In the recent past, the concept more commonly employed by the homosexual movement was “sexual preference”. On closer scrutiny, the reason for the shift becomes obvious: “preference” implied a voluntary choice, so the clinical category of “orientation” was more useful in public arguments.
As a result, the prevailing argument becomes that of relegating the matter to a ‘personal’ or relative one instead of an absolute. But what dangers do the complex philosophies of these and many other relativist categorizations portend for man?
‘I know...that you are neither cold nor hot. I wish you were either...’
The Doctrine of Moral Laxity:
In his seminal classic ‘The Abolition of Man’, CS Lewis speaks of the hazards of a philosophy where the very possibility of a sentiment being in itself reasonable or unreasonable, true or false, has been destroyed and can only be established if it conforms or fails to conform to something else. It is a total rejection of ‘absolute value’. It is the doctrine of moral laxity and anarchy and the direct converse of everything that Truth represents, warring ceaselessly with the nature of man.
‘I know...that you are neither cold nor hot. I wish you were either...! So, because you are lukewarm—neither hot nor cold—I am about to spit you out of my mouth.’
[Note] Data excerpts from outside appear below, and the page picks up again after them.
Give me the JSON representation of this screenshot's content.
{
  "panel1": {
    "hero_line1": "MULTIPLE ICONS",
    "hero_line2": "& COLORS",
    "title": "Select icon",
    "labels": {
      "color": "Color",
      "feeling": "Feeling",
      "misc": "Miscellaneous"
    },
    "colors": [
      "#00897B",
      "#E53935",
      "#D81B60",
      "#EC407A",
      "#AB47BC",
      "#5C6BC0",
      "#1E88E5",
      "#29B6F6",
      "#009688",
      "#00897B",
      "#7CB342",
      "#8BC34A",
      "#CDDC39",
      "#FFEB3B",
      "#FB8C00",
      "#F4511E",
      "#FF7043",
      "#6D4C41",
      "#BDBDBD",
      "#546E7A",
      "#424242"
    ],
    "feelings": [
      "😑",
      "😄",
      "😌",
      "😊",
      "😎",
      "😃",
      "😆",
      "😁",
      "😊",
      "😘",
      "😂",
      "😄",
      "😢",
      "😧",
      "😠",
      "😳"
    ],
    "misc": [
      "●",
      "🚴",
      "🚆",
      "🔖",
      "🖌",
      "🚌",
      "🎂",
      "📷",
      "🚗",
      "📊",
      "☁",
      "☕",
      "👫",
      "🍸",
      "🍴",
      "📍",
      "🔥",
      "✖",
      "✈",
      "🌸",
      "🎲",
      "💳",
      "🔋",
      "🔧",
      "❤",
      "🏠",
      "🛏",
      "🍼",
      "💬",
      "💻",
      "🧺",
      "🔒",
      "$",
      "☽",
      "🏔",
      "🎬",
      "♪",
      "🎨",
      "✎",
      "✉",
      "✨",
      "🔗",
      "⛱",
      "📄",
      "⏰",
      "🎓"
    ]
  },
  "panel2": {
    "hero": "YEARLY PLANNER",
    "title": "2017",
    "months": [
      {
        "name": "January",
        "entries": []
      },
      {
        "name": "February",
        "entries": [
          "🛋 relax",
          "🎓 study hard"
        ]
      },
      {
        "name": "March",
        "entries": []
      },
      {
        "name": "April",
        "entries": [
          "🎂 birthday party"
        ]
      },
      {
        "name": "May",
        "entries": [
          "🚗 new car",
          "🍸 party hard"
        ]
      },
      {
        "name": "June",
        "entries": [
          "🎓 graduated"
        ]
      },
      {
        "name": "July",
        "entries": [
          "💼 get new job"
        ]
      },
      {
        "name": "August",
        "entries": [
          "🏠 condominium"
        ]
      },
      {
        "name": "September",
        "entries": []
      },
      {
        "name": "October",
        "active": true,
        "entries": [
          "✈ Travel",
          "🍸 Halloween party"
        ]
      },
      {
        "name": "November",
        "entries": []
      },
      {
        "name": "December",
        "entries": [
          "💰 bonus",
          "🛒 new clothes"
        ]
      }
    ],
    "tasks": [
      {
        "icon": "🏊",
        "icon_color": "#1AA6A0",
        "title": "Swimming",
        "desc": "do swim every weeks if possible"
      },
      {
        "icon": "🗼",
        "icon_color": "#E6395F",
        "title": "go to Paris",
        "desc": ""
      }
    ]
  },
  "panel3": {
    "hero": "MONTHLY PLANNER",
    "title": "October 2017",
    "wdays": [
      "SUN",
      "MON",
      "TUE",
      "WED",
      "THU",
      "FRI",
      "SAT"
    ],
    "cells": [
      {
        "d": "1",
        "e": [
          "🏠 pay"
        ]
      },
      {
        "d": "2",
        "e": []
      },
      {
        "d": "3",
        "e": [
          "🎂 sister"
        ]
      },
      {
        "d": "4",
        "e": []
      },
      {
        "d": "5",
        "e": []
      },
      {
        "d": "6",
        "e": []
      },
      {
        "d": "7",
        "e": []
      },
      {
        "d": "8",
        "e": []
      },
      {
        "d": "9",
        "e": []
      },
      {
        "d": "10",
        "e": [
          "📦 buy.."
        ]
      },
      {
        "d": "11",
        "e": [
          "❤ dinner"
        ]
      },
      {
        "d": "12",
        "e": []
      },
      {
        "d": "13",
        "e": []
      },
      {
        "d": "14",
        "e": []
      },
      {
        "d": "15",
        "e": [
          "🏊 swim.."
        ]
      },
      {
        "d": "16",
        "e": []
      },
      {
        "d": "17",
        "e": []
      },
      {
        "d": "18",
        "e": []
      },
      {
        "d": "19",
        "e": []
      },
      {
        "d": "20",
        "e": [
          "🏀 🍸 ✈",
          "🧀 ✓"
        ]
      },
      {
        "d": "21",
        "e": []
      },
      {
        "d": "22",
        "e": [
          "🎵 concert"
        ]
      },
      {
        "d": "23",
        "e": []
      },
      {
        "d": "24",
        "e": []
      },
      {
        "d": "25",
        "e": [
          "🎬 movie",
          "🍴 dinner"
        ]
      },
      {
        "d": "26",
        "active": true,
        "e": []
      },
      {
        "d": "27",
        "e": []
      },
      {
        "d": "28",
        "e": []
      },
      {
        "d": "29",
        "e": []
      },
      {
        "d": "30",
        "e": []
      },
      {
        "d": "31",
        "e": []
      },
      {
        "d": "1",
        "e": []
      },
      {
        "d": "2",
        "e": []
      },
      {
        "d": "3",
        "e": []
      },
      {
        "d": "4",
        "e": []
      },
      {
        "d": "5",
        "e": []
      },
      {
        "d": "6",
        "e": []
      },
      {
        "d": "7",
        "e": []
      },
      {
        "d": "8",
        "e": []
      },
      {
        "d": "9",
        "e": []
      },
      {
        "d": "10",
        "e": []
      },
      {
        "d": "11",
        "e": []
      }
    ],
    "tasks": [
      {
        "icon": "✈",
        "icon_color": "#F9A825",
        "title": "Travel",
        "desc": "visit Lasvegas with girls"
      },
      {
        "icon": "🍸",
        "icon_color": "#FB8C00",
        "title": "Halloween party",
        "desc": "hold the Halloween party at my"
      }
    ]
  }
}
With God, Black is Black and white, white:
I took it for granted that my understanding of God carried the implication of comprehensive faculties of perception. Upon retrospection however, I realize that I must have disregarded the point of Him being unable to perceive the colour grey. For you see with Him, black is black and white, white.
Question(s) for the Day: Tell me, what do you think about any of the issues he has raised? Do you think black is black and white is white? Or do you think there is a smear of grey lying around somewhere? And how do you relate these colors to God?